Artikel i vetenskaplig tidskrift
Författare K. Aylward
R. Weber
Yemao Man
M. Lundh
S. N. MacKinnon
Publicerad i Journal of Marine Science and Engineering
Volym 8
Nummer/häfte 4
ISSN 2077-1312
Publiceringsår 2020
Publicerad vid Institutionen för data- och informationsteknik, datavetenskap (GU)
Språk en
Länkar dx.doi.org/10.3390/jmse8040280
Ämneskategorier Datorteknik, Programvaruteknik

Sammanfattning

The Sea Traffic Management (STM) Validation project is a European based initiative which focuses on connecting and updating the maritime world in real time, with efficient information exchange. The purpose of this paper is to evaluate two functions developed during the project: a ship to ship route exchange (S2SREX) function and rendezvous (RDV) information layer, collectively referred to as S2SREX/RDV. S2SREX displays the route segment consisting of the next seven waypoints of the monitored route of a collaborating ship and the RDV layer that predicts a meeting point. S2SREX/RDV provides supplementary information to data acquired by existing navigation systems and is intended to improve situational awareness and safety through a more comprehensive understanding of the surrounding traffic.
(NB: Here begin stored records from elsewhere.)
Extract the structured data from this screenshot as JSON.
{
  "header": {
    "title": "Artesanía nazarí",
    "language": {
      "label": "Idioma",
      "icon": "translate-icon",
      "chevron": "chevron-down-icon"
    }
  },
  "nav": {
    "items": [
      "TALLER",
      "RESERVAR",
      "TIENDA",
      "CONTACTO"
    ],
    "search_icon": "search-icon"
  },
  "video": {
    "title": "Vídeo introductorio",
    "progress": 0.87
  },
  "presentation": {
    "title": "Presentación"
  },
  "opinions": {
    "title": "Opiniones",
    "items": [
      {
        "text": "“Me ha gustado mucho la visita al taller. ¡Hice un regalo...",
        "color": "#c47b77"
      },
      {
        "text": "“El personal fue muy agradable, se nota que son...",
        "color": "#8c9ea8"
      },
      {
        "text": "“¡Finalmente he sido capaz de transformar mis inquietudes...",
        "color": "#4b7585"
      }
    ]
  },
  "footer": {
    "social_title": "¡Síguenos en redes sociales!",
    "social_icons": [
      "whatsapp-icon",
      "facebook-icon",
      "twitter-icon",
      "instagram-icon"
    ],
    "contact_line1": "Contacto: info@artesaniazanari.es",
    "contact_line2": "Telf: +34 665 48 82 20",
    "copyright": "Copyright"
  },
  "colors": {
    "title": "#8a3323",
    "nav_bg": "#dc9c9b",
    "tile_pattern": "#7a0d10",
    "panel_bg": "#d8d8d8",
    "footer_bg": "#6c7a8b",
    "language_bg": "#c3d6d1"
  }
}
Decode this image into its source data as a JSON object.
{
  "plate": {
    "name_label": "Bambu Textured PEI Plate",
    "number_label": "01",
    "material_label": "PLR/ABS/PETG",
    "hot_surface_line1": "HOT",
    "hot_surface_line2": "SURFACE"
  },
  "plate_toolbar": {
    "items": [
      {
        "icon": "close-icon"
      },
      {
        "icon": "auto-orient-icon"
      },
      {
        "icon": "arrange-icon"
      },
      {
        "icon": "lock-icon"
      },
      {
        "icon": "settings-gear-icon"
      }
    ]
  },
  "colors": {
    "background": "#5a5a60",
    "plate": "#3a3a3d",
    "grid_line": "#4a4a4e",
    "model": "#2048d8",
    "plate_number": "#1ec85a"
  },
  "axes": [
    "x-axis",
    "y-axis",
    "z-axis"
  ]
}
Chalmers University of Technology and Solent University completed an experiment using twenty-four experienced navigators in bridge simulators. Six traffic scenarios were developed by subject matter experts and tested with and without S2SREX/RDV functionalities. Qualitative data were collected using post-test questionnaires and group debriefs to evaluate the participants' perceptions of S2SREX/RDV in the various traffic scenarios, and quantitative data were collected to assess the ship distances and behavior in relation to the International Regulations for Preventing Collisions at Sea (COLREGs). The results revealed that participants generally trusted the S2SREX/RDV information, and most used S2SREX/RDV for decision support. The quantitative assessment revealed that the COLREGs were breached more often when S2SREX/RDV was used. Experimental findings are discussed in relation to safety, trust, reliance, situational awareness, and human-automation interaction constructs.